What the committee found: five students admitted to sharing code with a friend who used a different language, reasoning that “it doesn’t count because it’s a different language.” Two claimed they both independently used the same textbook pseudocode — but the match included a unique off-by-one bug in both versions, which the committee regarded as decisive evidence.

The outcome: formal warnings for all seven, a mandatory academic integrity workshop, and a department-wide announcement clarifying that cross-language code reuse without attribution is plagiarism.

Lessons for Your Institution

Cross-language plagiarism is not rare — it is undetected. Any department offering multiple languages in introductory or intermediate courses should include it in their detection strategy. Based on this case study, here are the key takeaways:

  • Set a lower similarity threshold for cross-language comparisons (e.g., 0.4) to catch translated code. Manually review the top 50 pairs.
  • Exclude boilerplate regions by filtering on matched node count. Under 15 AST nodes is often noise.
  • Automate the workflow using the Codequiry API so detection runs silently after each deadline.
  • Educate students explicitly that translating code from one language to another is not a loophole.

The team plans to expand this workflow next semester to include C++ and JavaScript assignments, as well as cross-language matching against public web repositories (enabling Codequiry’s check_online parameter). With AI-generated code becoming more common, cross-language detection adds another layer — a student might ask ChatGPT for Java code but submit a manually translated Python version. The AST fingerprint will still catch the underlying logic.

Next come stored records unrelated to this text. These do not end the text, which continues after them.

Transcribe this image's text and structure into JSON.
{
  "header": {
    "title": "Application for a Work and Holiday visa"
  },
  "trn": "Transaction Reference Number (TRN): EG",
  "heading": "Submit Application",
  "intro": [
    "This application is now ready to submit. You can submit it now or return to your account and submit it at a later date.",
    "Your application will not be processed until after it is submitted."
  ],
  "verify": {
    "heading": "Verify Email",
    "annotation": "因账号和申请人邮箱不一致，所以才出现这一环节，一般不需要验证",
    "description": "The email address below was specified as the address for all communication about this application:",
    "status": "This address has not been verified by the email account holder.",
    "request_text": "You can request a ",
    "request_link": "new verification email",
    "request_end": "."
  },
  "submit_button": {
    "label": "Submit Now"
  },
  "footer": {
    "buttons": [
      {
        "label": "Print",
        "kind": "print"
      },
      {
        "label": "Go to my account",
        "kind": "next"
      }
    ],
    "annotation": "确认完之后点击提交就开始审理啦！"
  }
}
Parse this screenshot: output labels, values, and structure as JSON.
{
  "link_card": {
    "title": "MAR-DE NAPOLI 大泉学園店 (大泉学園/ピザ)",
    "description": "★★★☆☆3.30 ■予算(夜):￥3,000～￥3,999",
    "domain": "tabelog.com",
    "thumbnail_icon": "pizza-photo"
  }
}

Frequently Asked Questions

Does Codequiry support cross-language detection for more than two languages?

Yes. The current API supports Java, Python, C++, JavaScript, and C#. Mixed comparisons between any supported pair are available by setting cross_lang=True.

How sensitive is cross-language detection to variable renaming?

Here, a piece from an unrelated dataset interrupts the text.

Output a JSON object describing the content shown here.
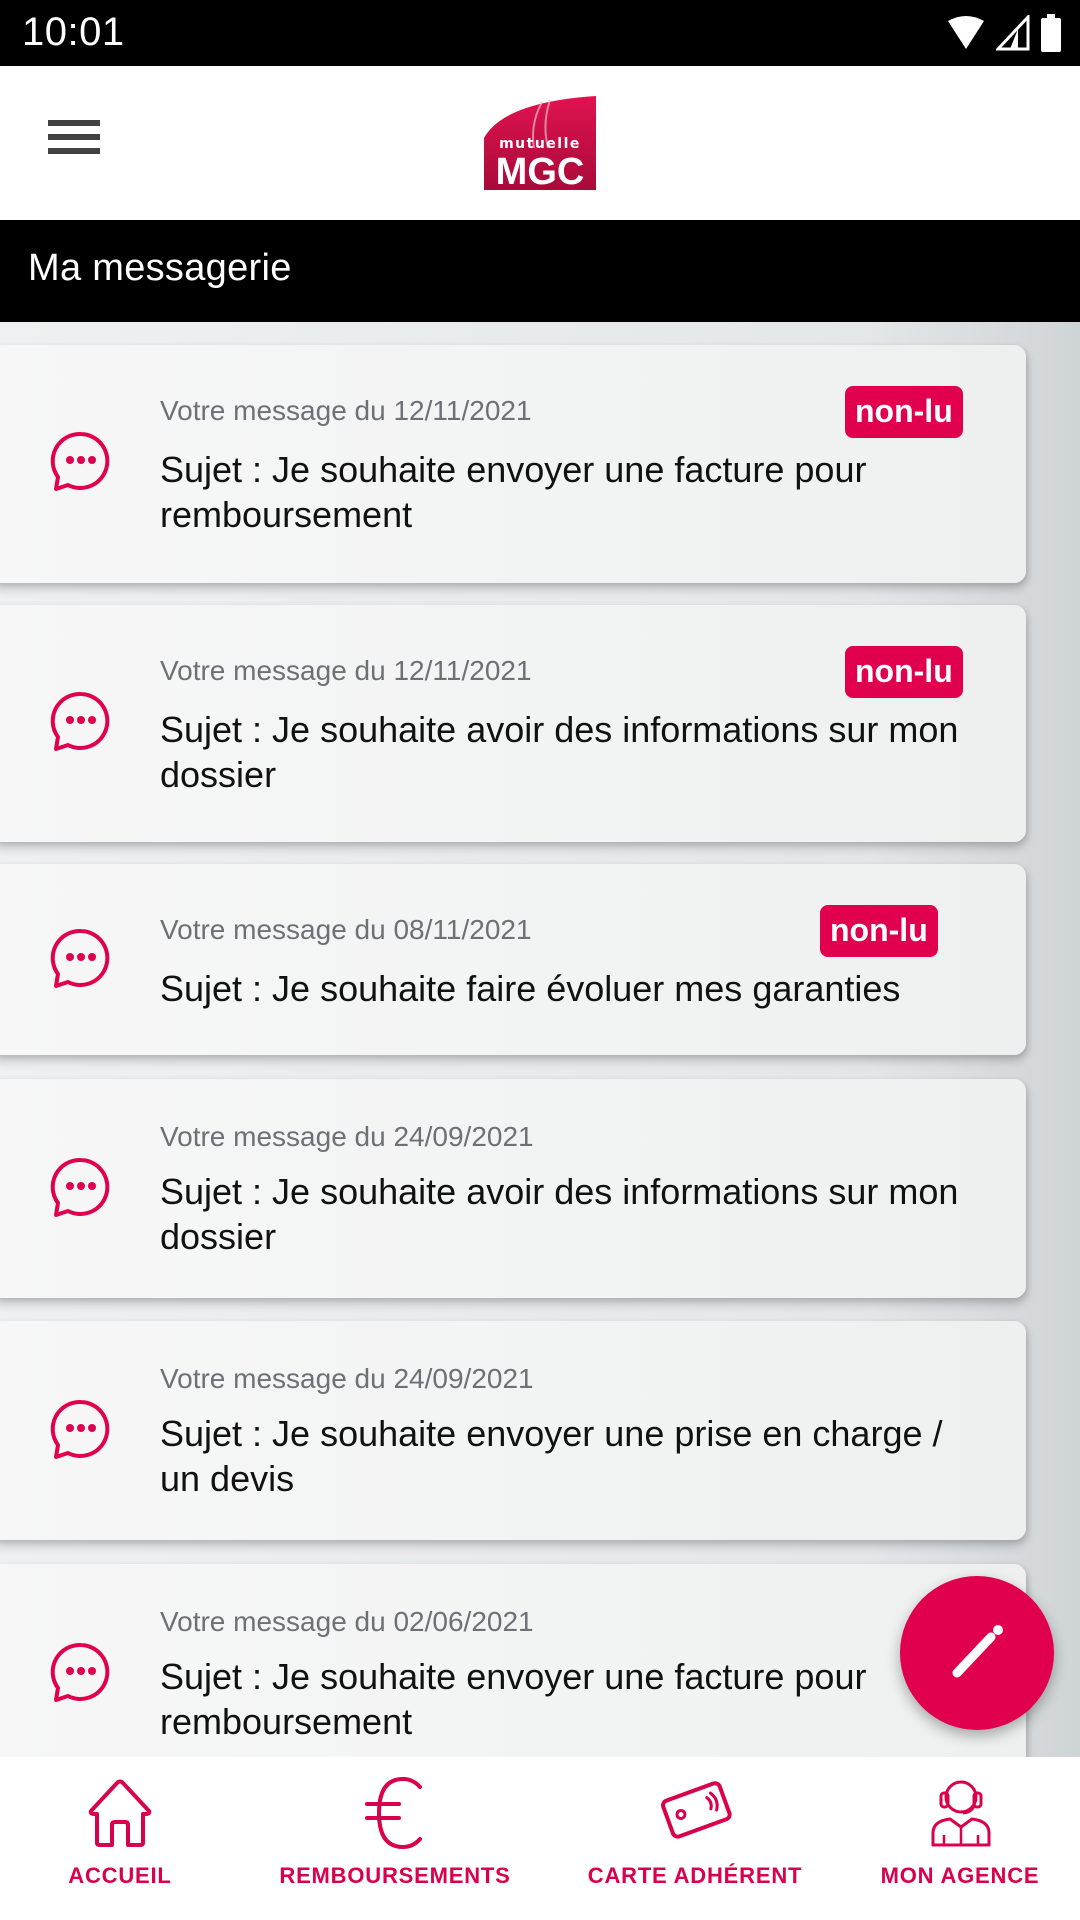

AST-based detection ignores identifier names entirely. Only control flow, data structure usage, and statement ordering are matched. Renaming a variable from adj_list to graph does not affect the score.

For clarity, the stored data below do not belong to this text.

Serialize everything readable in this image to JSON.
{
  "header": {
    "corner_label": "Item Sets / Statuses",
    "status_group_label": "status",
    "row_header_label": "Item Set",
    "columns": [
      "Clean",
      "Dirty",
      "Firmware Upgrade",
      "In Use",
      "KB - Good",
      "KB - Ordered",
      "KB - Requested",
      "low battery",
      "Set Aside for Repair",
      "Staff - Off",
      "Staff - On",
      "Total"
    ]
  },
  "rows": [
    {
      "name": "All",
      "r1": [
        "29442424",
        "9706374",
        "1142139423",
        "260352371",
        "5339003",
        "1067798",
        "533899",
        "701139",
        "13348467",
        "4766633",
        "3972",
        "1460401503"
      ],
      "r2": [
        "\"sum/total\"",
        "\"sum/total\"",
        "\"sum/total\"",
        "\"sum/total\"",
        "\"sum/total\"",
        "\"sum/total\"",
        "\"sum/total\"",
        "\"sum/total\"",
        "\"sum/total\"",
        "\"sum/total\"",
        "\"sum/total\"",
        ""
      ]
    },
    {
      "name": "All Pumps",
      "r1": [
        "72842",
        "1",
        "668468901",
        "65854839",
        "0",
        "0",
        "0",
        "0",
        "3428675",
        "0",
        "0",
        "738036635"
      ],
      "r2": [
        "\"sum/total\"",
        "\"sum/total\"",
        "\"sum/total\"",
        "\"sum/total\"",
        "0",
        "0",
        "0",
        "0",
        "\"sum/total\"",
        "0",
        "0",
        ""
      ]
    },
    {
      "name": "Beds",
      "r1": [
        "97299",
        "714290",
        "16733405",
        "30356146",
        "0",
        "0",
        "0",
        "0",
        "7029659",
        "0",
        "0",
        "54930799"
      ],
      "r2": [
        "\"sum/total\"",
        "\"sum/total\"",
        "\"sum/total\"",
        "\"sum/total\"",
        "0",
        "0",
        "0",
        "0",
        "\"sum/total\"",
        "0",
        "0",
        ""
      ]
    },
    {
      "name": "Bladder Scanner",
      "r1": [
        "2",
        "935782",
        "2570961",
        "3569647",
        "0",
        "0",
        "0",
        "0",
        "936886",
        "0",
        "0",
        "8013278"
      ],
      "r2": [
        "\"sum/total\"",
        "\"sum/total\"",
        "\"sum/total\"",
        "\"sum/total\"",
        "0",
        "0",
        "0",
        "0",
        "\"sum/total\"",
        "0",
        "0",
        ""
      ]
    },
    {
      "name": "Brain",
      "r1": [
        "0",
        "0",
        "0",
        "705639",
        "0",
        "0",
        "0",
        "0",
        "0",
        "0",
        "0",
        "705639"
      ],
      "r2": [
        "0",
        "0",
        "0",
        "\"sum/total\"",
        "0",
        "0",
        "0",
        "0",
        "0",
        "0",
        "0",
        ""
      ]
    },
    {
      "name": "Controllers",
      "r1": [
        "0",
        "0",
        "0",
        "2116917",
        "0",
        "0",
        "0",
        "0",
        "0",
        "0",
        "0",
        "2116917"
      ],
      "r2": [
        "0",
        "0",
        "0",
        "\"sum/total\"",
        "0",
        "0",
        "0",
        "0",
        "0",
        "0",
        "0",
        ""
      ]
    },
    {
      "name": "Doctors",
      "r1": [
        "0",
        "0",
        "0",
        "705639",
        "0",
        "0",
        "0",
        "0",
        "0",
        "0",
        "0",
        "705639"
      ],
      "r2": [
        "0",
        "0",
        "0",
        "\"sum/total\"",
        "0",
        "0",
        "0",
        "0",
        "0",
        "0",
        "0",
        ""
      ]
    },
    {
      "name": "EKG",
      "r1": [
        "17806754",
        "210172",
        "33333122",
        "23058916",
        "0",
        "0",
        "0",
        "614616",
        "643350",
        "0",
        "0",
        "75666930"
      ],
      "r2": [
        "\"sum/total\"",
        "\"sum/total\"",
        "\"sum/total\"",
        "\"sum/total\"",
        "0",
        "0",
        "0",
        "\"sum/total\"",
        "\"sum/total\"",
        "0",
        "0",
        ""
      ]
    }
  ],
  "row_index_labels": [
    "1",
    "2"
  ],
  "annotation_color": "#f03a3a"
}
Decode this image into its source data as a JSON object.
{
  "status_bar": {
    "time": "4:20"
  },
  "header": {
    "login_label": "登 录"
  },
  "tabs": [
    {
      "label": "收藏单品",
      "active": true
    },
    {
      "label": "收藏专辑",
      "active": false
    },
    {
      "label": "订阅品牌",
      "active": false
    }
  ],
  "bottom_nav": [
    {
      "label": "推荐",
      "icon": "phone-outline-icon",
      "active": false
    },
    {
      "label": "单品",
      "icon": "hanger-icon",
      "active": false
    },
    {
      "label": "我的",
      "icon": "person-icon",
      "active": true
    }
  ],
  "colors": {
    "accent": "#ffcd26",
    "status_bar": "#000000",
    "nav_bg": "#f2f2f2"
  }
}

What is the false-positive rate for cross-language matches?

In the case study, after filtering by node count, the false-positive rate was about 12% based on manual review. Algorithmically simple tasks (e.g., a Fibonacci function) produce more false positives because every correct implementation looks similar across languages.

Cross-language plagiarism detection is no longer optional. As course portfolios grow more linguistically diverse, the tools we use must evolve. A simple API integration can uncover patterns that have been invisible for years.